Speaker verification becomes more important as a biometric key security solution in industry, forensic, and governmental terms. For ensuring purposes of data privacy, telephone-based authentication concepts get more popular e. g., data encryption on mobile devices, or user validations on contact-centers. Further, forensic speech analysis are relevant to i. e. lawsuits where the origin of a recorded cry for help is decision-making to distinguish between self-defence or homicide. Current researches emphasise on text-independent scenarios which e. g., verify on randomised pass-phrases in short duration effort, and on analysing duration-variant speech samples which comprise durations of one second up to many minutes.
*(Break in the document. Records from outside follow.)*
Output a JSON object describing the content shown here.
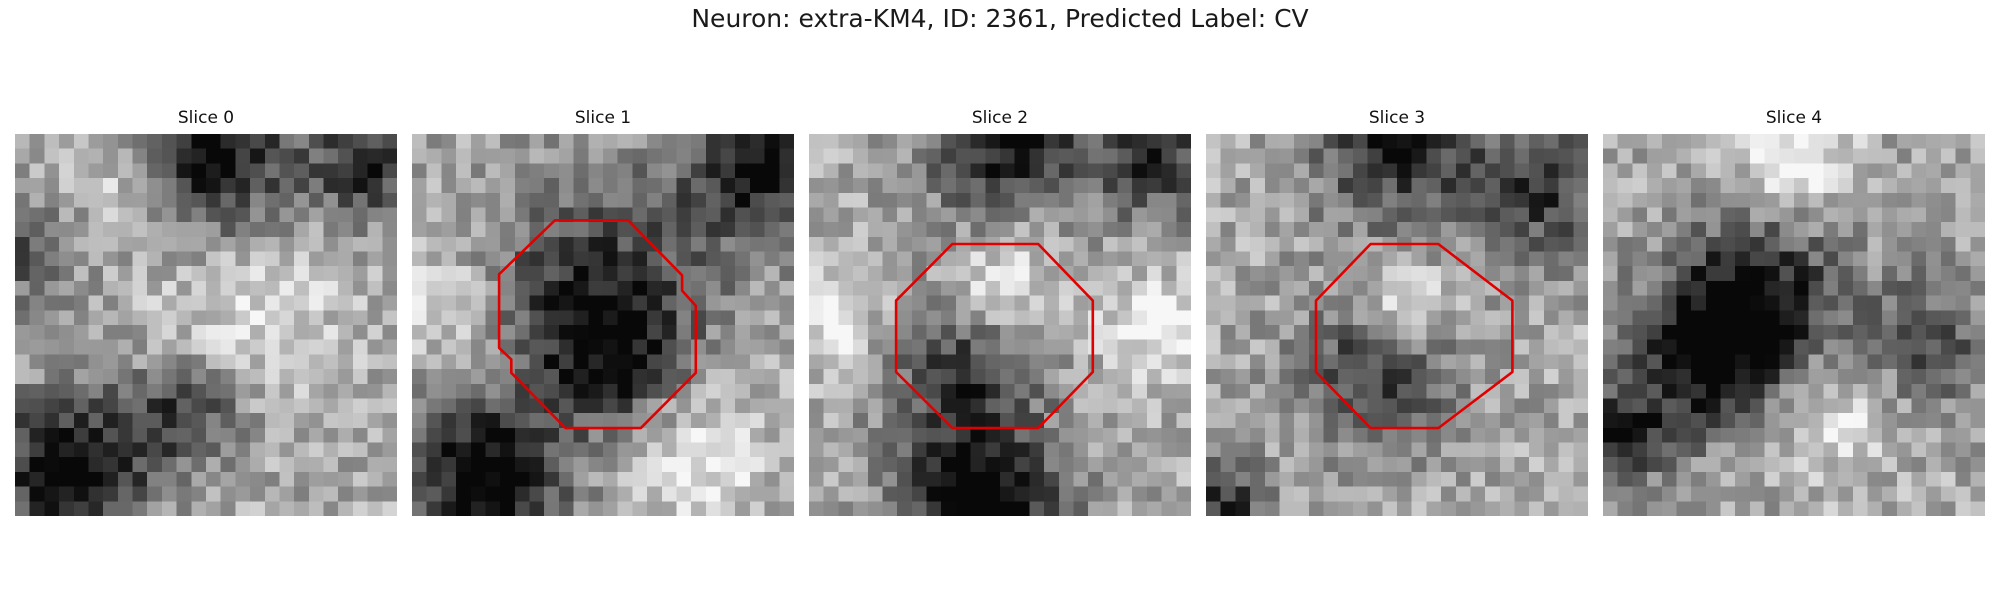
{
  "figure": {
    "title": "Neuron: extra-KM4, ID: 2361, Predicted Label: CV",
    "outline_color": "#e00000",
    "colormap": "grayscale",
    "panels": [
      {
        "title": "Slice 0",
        "has_outline": false
      },
      {
        "title": "Slice 1",
        "has_outline": true
      },
      {
        "title": "Slice 2",
        "has_outline": true
      },
      {
        "title": "Slice 3",
        "has_outline": true
      },
      {
        "title": "Slice 4",
        "has_outline": false
      }
    ]
  }
}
Thereby, speaker characteristics are modelled by statistical patterns where state-of-the-art research systems prefer template-probe to model-based comparisons, since model-based approaches were shown to be less accurate and having too high computational efforts in duration-variant scenarios. In contrast, template-based systems are known to have disadvantages in short-term scenarios. State-of-the-art researches comprise identity vectors (i-vectors) which describe the speaker-characteristic offset to an universal background model.
The applicability of i-vectors will be evaluated in this thesis by comparing i-vector system to well-established model-based approaches on an industry short duration scenario. Thereby, the i-vector approach will be shown not only to operate robust and fast, but also augment existing technologies, such that equal error rates below 0.5% can be achieved. Further, a new duration-mismatch compensation technique will be presented that increases the robustness and performance of i-vector systems in duration-variant scenarios. This new method was evaluated within a current international evaluation of the National Institute of Standards and Technology (NIST) which examines stateof- the-art i-vector systems: the NIST baseline system could be significantly outperformed by a 19% relative-gain in terms of minimum detection costs. Furthermore, this thesis provides a speaker verification framework design which is based on the ISO/IEC 19795-1:2006 Biometric Performance Testing and Reporting — Part 1: Principles and Framework standard.